Come già innanzi precisato le nuove esigenze della collettività impongono un cambiamento di rotta, stavolta legato al profilo della gestione e/o godimento delle risorse, e non più al mero scambio, anche nell’interesse delle generazioni future. Ciò, indubbiamente, comporta un necessario superamento del diritto civile tradizionale. Invero il contratto diviene lo strumento diretto che, mira, non solo a regolare gli interessi contrapposti delle parti, quanto piuttosto a disciplinare una pluralità di interessi convergenti tra loro. Il fine ultimo del contratto cosiddetto “ecologico” è diretto alla gestione razionale e responsabile delle risorse per garantire il soddisfacimento dei bisogni delle generazioni attuali e future. Esso si traduce, dunque, in una forma di cooperazione tra i consociati che realizza il progetto costituzionale della solidarietà sociale rappresentando essa stessa l’essenza vera del contratto.
Tale contratto prevede come causa concreta una funzione economico- ambientale che valuti al contempo le esigenze di mercato e quelle ambientali.
Questa nuova concezione civilistica in chiave di sviluppo sostenibile fa venir meno l’idea, oramai obsoleta, di assoluta inconciliabilità tra lo sviluppo economico e la protezione dell’ecosistema. Esso, infatti, rappresenta terreno fertile per mettere in gioco interessi patrimoniali e non patrimoniali, sempre nel rispetto del pieno sviluppo della persona umana. Non può dirsi diversamente giacché, come previsto dal codice del diritto ambientale, ogni attività umana, pubblica o privata “…deve conformarsi al principio dello sviluppo sostenibile”.

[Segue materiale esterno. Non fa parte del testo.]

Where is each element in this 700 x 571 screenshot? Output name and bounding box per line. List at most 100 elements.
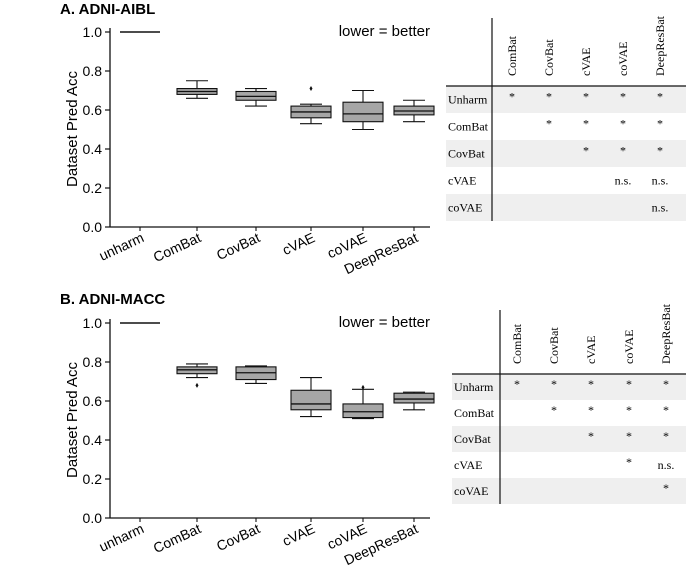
- not-significant-marker: n.s.: [615, 174, 632, 188]
- y-tick-label: 0.0: [83, 510, 103, 526]
- box-outlier: [361, 384, 365, 390]
- lower-better-note: lower = better: [339, 314, 430, 331]
- significant-marker: *: [663, 481, 669, 495]
- box-combat: [176, 80, 218, 99]
- significant-marker: *: [626, 455, 632, 469]
- panel-a: A. ADNI-AIBL Dataset Pred Acc 0.0 0.2 0.4 0.6…: [60, 1, 686, 277]
- significant-marker: *: [657, 117, 663, 131]
- significant-marker: *: [514, 377, 520, 391]
- box-deepresbat: [393, 391, 435, 411]
- table-row-label: ComBat: [448, 120, 489, 134]
- table-row-label: coVAE: [448, 201, 482, 215]
- significant-marker: *: [620, 90, 626, 104]
- x-tick-label: cVAE: [280, 229, 318, 258]
- y-tick-label: 0.2: [83, 471, 103, 487]
- significant-marker: *: [626, 403, 632, 417]
- box-body: [393, 392, 435, 404]
- significant-marker: *: [509, 90, 515, 104]
- table-column-header: DeepResBat: [659, 303, 673, 364]
- y-tick-label: 0.8: [83, 63, 103, 79]
- table-row-shade: [452, 374, 686, 400]
- box-body: [342, 403, 384, 419]
- y-axis-label: Dataset Pred Acc: [64, 71, 81, 187]
- x-tick-label: unharm: [96, 229, 146, 264]
- table-column-header: ComBat: [505, 35, 519, 76]
- significant-marker: *: [663, 377, 669, 391]
- x-tick-label: ComBat: [151, 520, 204, 556]
- panel-b: B. ADNI-MACC Dataset Pred Acc 0.0 0.2 0.4 0.6…: [60, 291, 686, 568]
- y-tick-label: 0.2: [83, 180, 103, 196]
- lower-better-note: lower = better: [339, 23, 430, 40]
- table-row-label: cVAE: [448, 174, 476, 188]
- table-row-shade: [452, 426, 686, 452]
- significant-marker: *: [657, 144, 663, 158]
- not-significant-marker: n.s.: [652, 174, 669, 188]
- table-row-label: Unharm: [448, 93, 488, 107]
- y-tick-label: 0.0: [83, 219, 103, 235]
- table-column-header: CovBat: [542, 39, 556, 76]
- table-column-header: ComBat: [510, 323, 524, 364]
- x-tick-label: cVAE: [280, 520, 318, 549]
- significant-marker: *: [657, 90, 663, 104]
- box-outlier: [309, 86, 313, 92]
- table-column-header: DeepResBat: [653, 15, 667, 76]
- significant-marker: *: [583, 90, 589, 104]
- y-axis-label: Dataset Pred Acc: [64, 362, 81, 478]
- box-covae: [342, 89, 384, 131]
- not-significant-marker: n.s.: [652, 201, 669, 215]
- table-row-shade: [446, 194, 686, 221]
- x-tick-label: unharm: [96, 520, 146, 555]
- box-cvae: [290, 377, 332, 418]
- significant-marker: *: [588, 403, 594, 417]
- table-row-label: coVAE: [454, 484, 488, 498]
- significant-marker: *: [551, 377, 557, 391]
- table-column-header: cVAE: [579, 48, 593, 76]
- table-column-header: coVAE: [622, 330, 636, 364]
- significant-marker: *: [663, 429, 669, 443]
- box-cvae: [290, 86, 332, 125]
- table-row-label: cVAE: [454, 458, 482, 472]
- significant-marker: *: [546, 117, 552, 131]
- box-covae: [342, 384, 384, 420]
- y-tick-label: 1.0: [83, 24, 103, 40]
- box-covbat: [235, 365, 277, 385]
- significant-marker: *: [551, 403, 557, 417]
- box-deepresbat: [393, 99, 435, 123]
- significant-marker: *: [588, 377, 594, 391]
- not-significant-marker: n.s.: [658, 458, 675, 472]
- panel-title: A. ADNI-AIBL: [60, 1, 155, 18]
- box-covbat: [235, 88, 277, 107]
- table-column-header: cVAE: [584, 336, 598, 364]
- x-tick-label: CovBat: [214, 520, 262, 554]
- significant-marker: *: [626, 429, 632, 443]
- significant-marker: *: [583, 117, 589, 131]
- significant-marker: *: [588, 429, 594, 443]
- y-tick-label: 1.0: [83, 315, 103, 331]
- table-row-label: CovBat: [448, 147, 485, 161]
- significant-marker: *: [583, 144, 589, 158]
- table-row-shade: [446, 140, 686, 167]
- table-row-label: Unharm: [454, 380, 494, 394]
- significance-table: ComBat CovBat cVAE coVAE DeepResBat Unharm * * *…: [452, 303, 686, 504]
- table-row-label: ComBat: [454, 406, 495, 420]
- table-column-header: coVAE: [616, 42, 630, 76]
- panel-title: B. ADNI-MACC: [60, 291, 165, 308]
- significant-marker: *: [546, 90, 552, 104]
- box-combat: [176, 363, 218, 388]
- significant-marker: *: [626, 377, 632, 391]
- y-tick-label: 0.4: [83, 432, 103, 448]
- x-tick-label: ComBat: [151, 229, 204, 265]
- table-row-label: CovBat: [454, 432, 491, 446]
- significant-marker: *: [620, 144, 626, 158]
- table-column-header: CovBat: [547, 327, 561, 364]
- box-body: [290, 389, 332, 411]
- y-tick-label: 0.8: [83, 354, 103, 370]
- x-tick-label: CovBat: [214, 229, 262, 263]
- box-outlier: [195, 382, 199, 388]
- table-row-shade: [446, 86, 686, 113]
- significant-marker: *: [663, 403, 669, 417]
- y-tick-label: 0.6: [83, 393, 103, 409]
- table-row-shade: [452, 478, 686, 504]
- y-tick-label: 0.4: [83, 141, 103, 157]
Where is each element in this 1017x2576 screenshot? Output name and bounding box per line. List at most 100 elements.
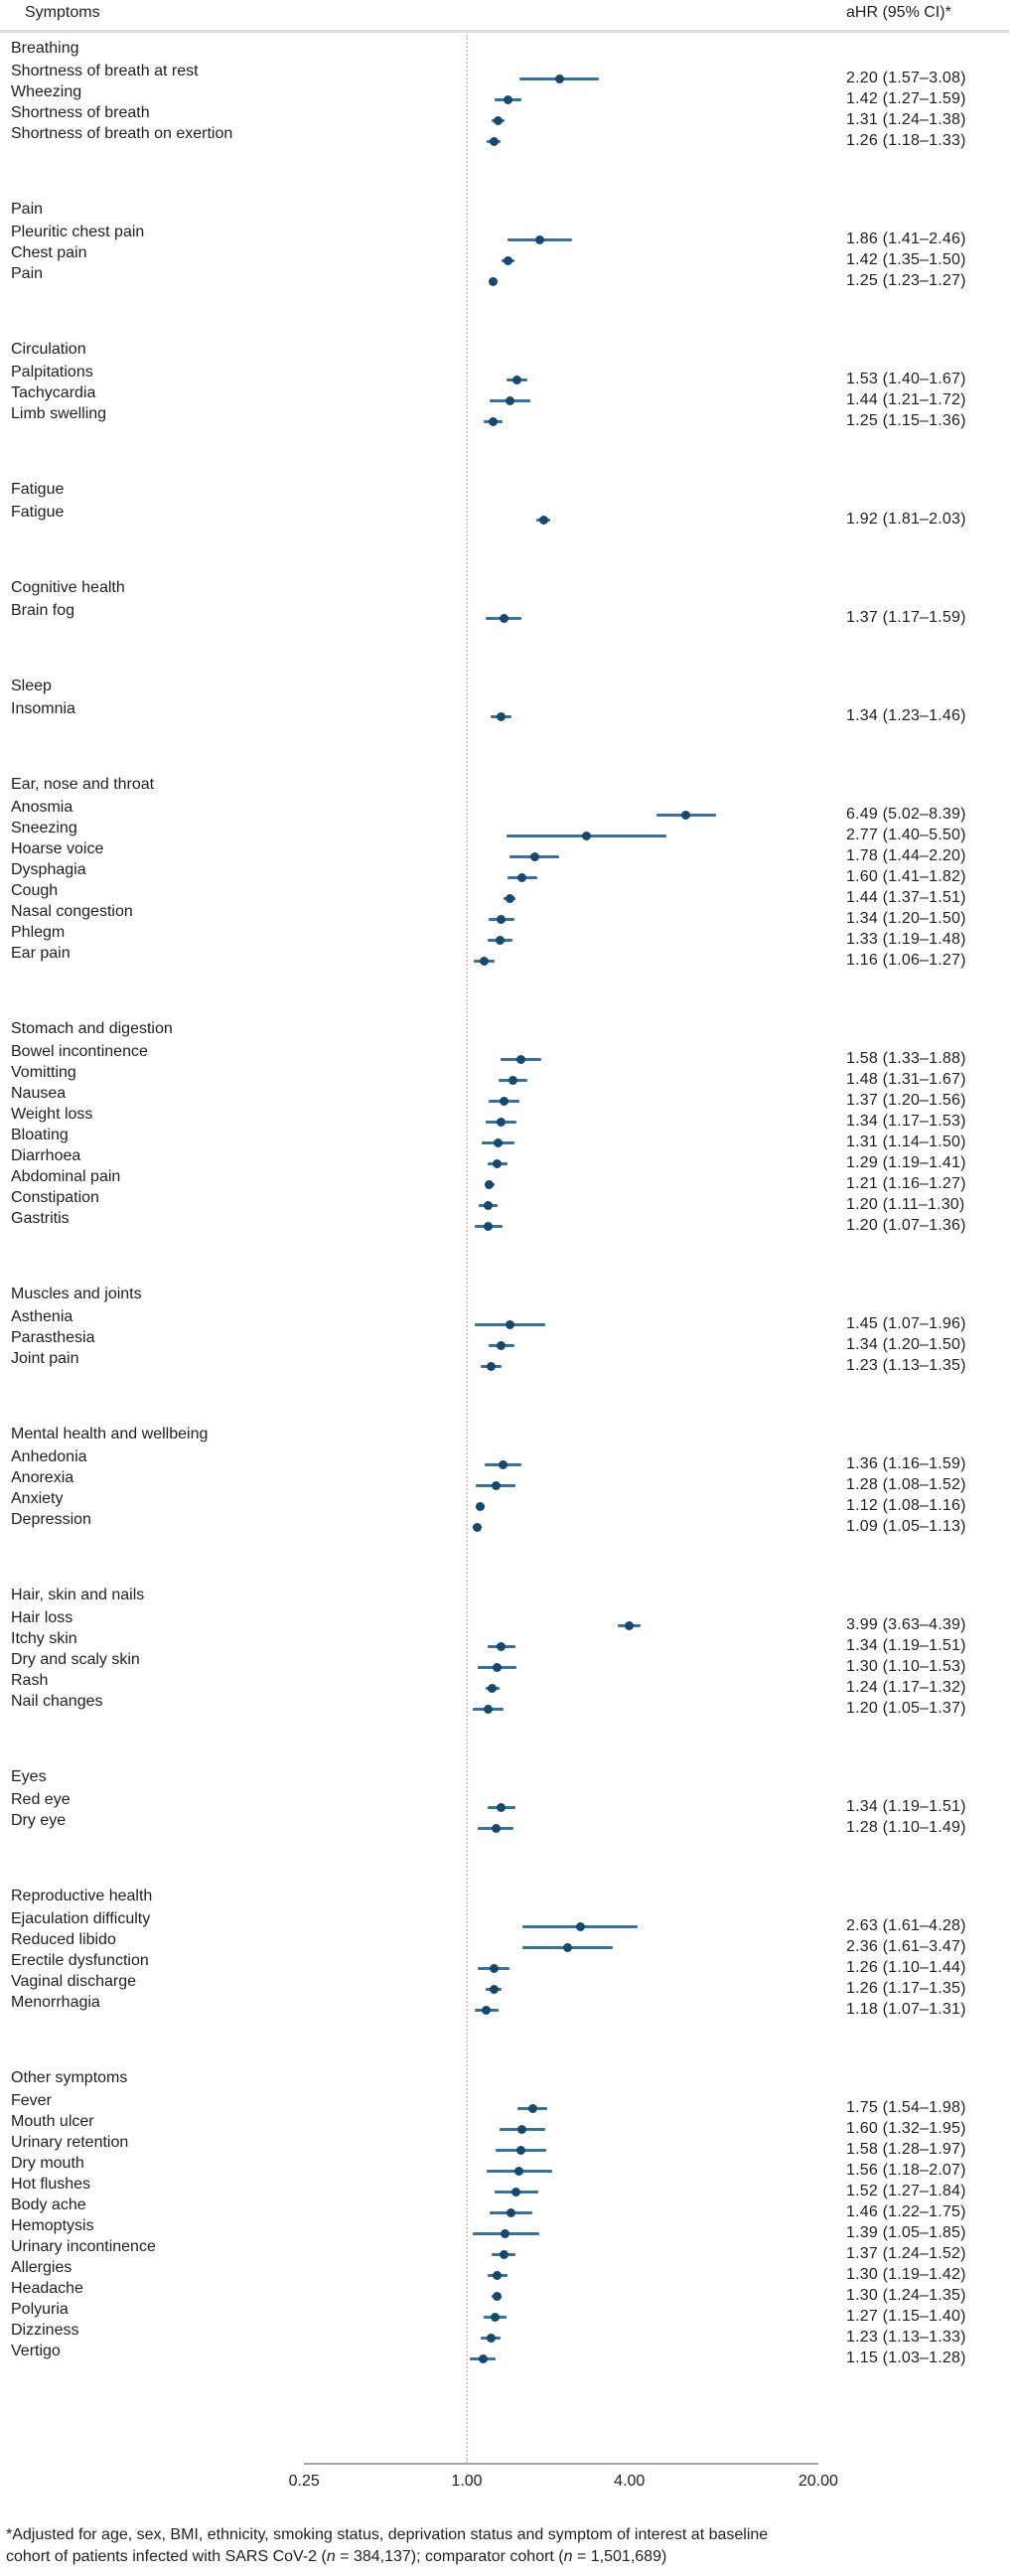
symptom-label: Nasal congestion <box>11 903 133 920</box>
hr-ci-value: 1.26 (1.18–1.33) <box>846 132 966 149</box>
hazard-ratio-point <box>486 1361 496 1371</box>
symptom-label: Cough <box>11 882 59 899</box>
hazard-ratio-point <box>487 1683 497 1693</box>
hr-ci-value: 1.78 (1.44–2.20) <box>846 847 966 864</box>
hazard-ratio-point <box>472 1522 482 1532</box>
hr-ci-value: 1.75 (1.54–1.98) <box>846 2099 966 2116</box>
hazard-ratio-point <box>529 851 539 861</box>
hazard-ratio-point <box>493 1662 503 1672</box>
symptom-label: Sneezing <box>11 820 77 836</box>
symptom-label: Bowel incontinence <box>11 1043 148 1060</box>
symptom-label: Polyuria <box>11 2301 69 2318</box>
hr-ci-value: 1.26 (1.10–1.44) <box>846 1959 966 1976</box>
hr-ci-value: 1.44 (1.21–1.72) <box>846 391 966 408</box>
hr-ci-value: 1.18 (1.07–1.31) <box>846 2001 966 2018</box>
hazard-ratio-point <box>497 1802 507 1812</box>
group-title: Circulation <box>11 341 86 358</box>
hr-ci-value: 1.20 (1.11–1.30) <box>846 1196 965 1213</box>
x-axis-tick-label: 20.00 <box>798 2473 838 2490</box>
hazard-ratio-point <box>517 872 527 882</box>
group-title: Sleep <box>11 678 52 694</box>
group-title: Fatigue <box>11 481 65 498</box>
group-title: Breathing <box>11 40 79 57</box>
hazard-ratio-point <box>488 276 498 286</box>
hazard-ratio-point <box>493 2270 503 2280</box>
hr-ci-value: 1.29 (1.19–1.41) <box>846 1154 966 1171</box>
hazard-ratio-point <box>511 375 521 384</box>
symptom-label: Anorexia <box>11 1469 74 1486</box>
hr-ci-value: 1.20 (1.07–1.36) <box>846 1217 966 1234</box>
hr-ci-value: 1.31 (1.14–1.50) <box>846 1134 966 1150</box>
symptom-label: Anosmia <box>11 799 73 816</box>
hr-ci-value: 1.92 (1.81–2.03) <box>846 511 966 528</box>
symptom-label: Nail changes <box>11 1693 103 1710</box>
hazard-ratio-point <box>485 1179 495 1189</box>
hr-ci-value: 1.37 (1.24–1.52) <box>846 2245 966 2262</box>
symptom-label: Diarrhoea <box>11 1147 81 1164</box>
symptom-label: Joint pain <box>11 1350 79 1367</box>
symptom-label: Fever <box>11 2092 52 2109</box>
symptom-label: Body ache <box>11 2197 86 2213</box>
hazard-ratio-point <box>517 2124 527 2134</box>
hazard-ratio-point <box>581 831 591 840</box>
hazard-ratio-point <box>514 2166 524 2176</box>
hr-ci-value: 1.53 (1.40–1.67) <box>846 371 966 387</box>
symptom-label: Fatigue <box>11 504 65 521</box>
hazard-ratio-point <box>494 115 504 125</box>
hr-ci-value: 1.39 (1.05–1.85) <box>846 2224 966 2241</box>
symptom-label: Asthenia <box>11 1308 73 1325</box>
hr-ci-value: 1.45 (1.07–1.96) <box>846 1315 966 1332</box>
footnote-italic-n: n <box>563 2548 573 2565</box>
reference-line-hr1 <box>466 35 468 2463</box>
hr-ci-value: 2.36 (1.61–3.47) <box>846 1938 966 1955</box>
hazard-ratio-point <box>624 1620 634 1630</box>
x-axis-tick-label: 4.00 <box>614 2473 646 2490</box>
hazard-ratio-point <box>475 1501 485 1511</box>
symptom-label: Shortness of breath at rest <box>11 63 199 79</box>
group-title: Hair, skin and nails <box>11 1587 145 1603</box>
symptom-label: Constipation <box>11 1189 99 1206</box>
x-axis-tick-label: 0.25 <box>288 2473 320 2490</box>
hr-ci-value: 1.86 (1.41–2.46) <box>846 230 966 247</box>
hazard-ratio-point <box>497 1340 507 1350</box>
hazard-ratio-point <box>501 2228 510 2238</box>
hazard-ratio-point <box>508 1075 517 1085</box>
symptom-label: Shortness of breath <box>11 104 150 121</box>
hr-ci-value: 1.36 (1.16–1.59) <box>846 1455 966 1472</box>
hr-ci-value: 1.42 (1.35–1.50) <box>846 251 966 268</box>
hazard-ratio-point <box>479 2353 488 2363</box>
hazard-ratio-point <box>575 1921 585 1931</box>
footnote-line-1: *Adjusted for age, sex, BMI, ethnicity, … <box>6 2526 769 2543</box>
group-title: Cognitive health <box>11 579 125 596</box>
column-header-ahr: aHR (95% CI)* <box>846 4 951 21</box>
group-title: Reproductive health <box>11 1888 153 1904</box>
symptom-label: Hot flushes <box>11 2176 91 2193</box>
symptom-label: Vomitting <box>11 1064 76 1081</box>
group-title: Mental health and wellbeing <box>11 1426 209 1442</box>
symptom-label: Vertigo <box>11 2343 61 2359</box>
hazard-ratio-point <box>482 2005 492 2015</box>
symptom-label: Palpitations <box>11 364 93 380</box>
hr-ci-value: 1.58 (1.33–1.88) <box>846 1050 966 1067</box>
symptom-label: Hemoptysis <box>11 2217 94 2234</box>
symptom-label: Ear pain <box>11 945 71 962</box>
symptom-label: Nausea <box>11 1085 67 1102</box>
symptom-label: Red eye <box>11 1791 71 1808</box>
symptom-label: Urinary incontinence <box>11 2238 156 2255</box>
symptom-label: Dry mouth <box>11 2155 84 2172</box>
symptom-label: Tachycardia <box>11 384 96 401</box>
hr-ci-value: 1.34 (1.20–1.50) <box>846 1336 966 1353</box>
group-title: Other symptoms <box>11 2069 128 2086</box>
hazard-ratio-point <box>497 1641 507 1651</box>
symptom-label: Erectile dysfunction <box>11 1952 149 1969</box>
hr-ci-value: 2.77 (1.40–5.50) <box>846 827 966 843</box>
symptom-label: Anhedonia <box>11 1448 87 1465</box>
hr-ci-value: 1.52 (1.27–1.84) <box>846 2183 966 2199</box>
hazard-ratio-point <box>562 1942 572 1952</box>
hr-ci-value: 1.26 (1.17–1.35) <box>846 1980 966 1997</box>
hazard-ratio-point <box>515 2145 525 2155</box>
hazard-ratio-point <box>484 1200 494 1210</box>
group-title: Ear, nose and throat <box>11 776 155 793</box>
hazard-ratio-point <box>497 711 507 721</box>
symptom-label: Bloating <box>11 1127 69 1143</box>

Detta in altri termini la nozione classica di contratto risulta, così, insufficiente se non opportunamente integrata dai principi di solidarietà, sussidiarietà e sostenibilità. Il diritto civile, oggi, per essere definito “sostenibile” deve tendere ad orientare e conformare il comportamento degli operatori pubblici e privati nel rispetto dell’interesse ambientale e della vita salubre.
Tuttavia la nuova concezione del contratto “ecologico” ha destato non poche perplessità in ordine al principio di relatività secondo cui “il contratto produce effetti soltanto tra le parti” (ex art. 1372 del codice civile). Esso, infatti, non produce effetti appropriativi, come di regola vale per un qualsiasi tipo di contratto, ma coinvolge tutti i soggetti, anche terzi, interessati alla fruizione e al godimento di beni comuni. Il contratto che ha ad oggetto un bene comune svolge, dunque, una funzione di regolazione ed attuazione di interessi generali in chiave di sussidiarietà c.d. orizzontale.
Ciò vuol dire che, non soltanto avrà valore di legge tra le parti contrattuali, ma per i soggetti terzi – qualora portatori dei medesimi interessi comuni – saranno destinatari non soltanto dei vantaggi ma di vere e proprie regole di comportamento. Tale contratto, stante la sua particolare struttura, spiegherà i suoi effetti in una dimensione dinamica ed intergenerazionale, pertanto, sarà valido anche per tutti coloro che, anche in un momento successivo alla stipulazione, entrano in contatto con il bene comune. Il contratto ecologico, dunque, è qualificabile come contratto sostenibile ad efficacia esterna, che mira a realizzare i diritti fondamentali della persona umana in chiave di giustizia sociale.
In conclusione appare opportuno e necessario una rilettura degli istituti civilistici, in primis proprietà e contratto, alla luce dei nuovi obiettivi normativi imposti sempre nel rispetto tra individuo ed ambiente circostante.